This post was originally published on this site.
Cybersecurity lawyer Imran Ahmad says the increase in cyberattacks has left the field in need of more skilled professionals.Jenna Marie Wakani/Supplied
When the movie Hackers was released in 1995, cybersecurity was practically science fiction. Fast forward 30 years, and the fiction has become reality.
Ransomware attacks are on the rise, state-sponsored cyberattacks are making headlines, and artificial intelligence (AI) has added a new layer of complexity. It’s clear the digital frontier is no longer a plot device. Cyber crime is business, and it’s personal.
The privacy and security industry has grown exponentially over the past decade. As cyber threats escalate, a booming job market is emerging in response, creating roles across every corner of the work force.
There are technical roles, such as analysts working on the front lines in security-operations centres (SOCs), analyzing logs and monitoring network traffic to detect suspicious activity. This category also includes incident responders or security engineers.

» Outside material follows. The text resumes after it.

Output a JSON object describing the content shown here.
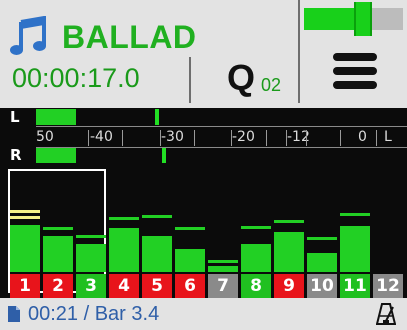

“[They are the people who] respond to contain the incident, restore the systems, and then obviously investigate what actually occurred,” explains Imran Ahmad, partner and Canadian co-head of cybersecurity and data privacy at Norton Rose Fulbright Canada LLP.
Mr. Ahmad’s title highlights a career path that is less familiar to most: cybersecurity law. Practitioners often act as “breach coaches,” leveraging their privileged relationships with clients to co-ordinate responses to security breaches. This includes organizing third-party vendors, such as ransomware negotiators and security consultants, in the aftermath of a cyberattack.
None of these roles existed 20 years ago.
Then there are roles we most often connect with cybersecurity, largely thanks to Hollywood. Ethical hackers or “white hats,” who work as threat researchers and bug bounty hunters.
“These are the people going out there trying to discover vulnerabilities in information systems before hackers do,” says Kevin Jensen, a recent graduate of the Master of Science in Cybersecurity program at the University of Denver.
He likens the work to a race against the bad guys to find and fix vulnerabilities before they can be exploited.
With cybersecurity’s relatively recent emergence in the job market, there’s no standardized entry route. While there are many certificate programs, undergraduate and graduate degrees in computer science and cybersecurity, Mr. Jensen highlights a point of friction he has encountered in his job search. Many senior decision makers in cybersecurity started as network administrators, “and then they pivoted into these cyber roles over time as necessity demanded.”
This linear mindset, he says, can conflict with the qualifications of those with advanced degrees.
“There is still a high demand for experience versus education in this field,” he explains. “Not a lot of people consider education a suitable substitute for experience.”
Mr. Ahmad says there’s “a gap of expertise out there,” and not enough people to fill the jobs. This gap will create opportunities for formally educated professionals, and Mr. Ahmad predicts there will be a growing importance for leadership roles, such as chief information security officers (CISOs).
An increase is also expected for SOC analysts, especially as SOC-as-a-service becomes necessary to meet rising security demands. Security awareness trainers are likely to become more integral, ensuring employees understand how to minimize risks.
But there are undoubtedly more titles and careers to be created as the sector continues to emerge, which points to how essential cybersecurity is to the future.
While finance, telecommunications, health care, energy and transportation are often cited as high-risk sectors, attacks on lesser-known areas, such as municipalities, have been increasing (the ransomware attack on the City of Hamilton in February, 2024, is one example). This shift, brought on by the rapid adoption of technology, has transitioned this field from a niche concern to a foundational industry that will underpin working lives.
The rapid adoption of technology has expanded vulnerabilities across sectors, driving unprecedented risks and demand for skilled professionals. As AI and the Internet of Things evolve, so too will the challenges and opportunities, ensuring cybersecurity remains vital to personal and global security.
“Cyber is not like another type of threat,” Mr. Ahmad says. “It is highly dynamic … it changes constantly because the hackers are typically human beings.”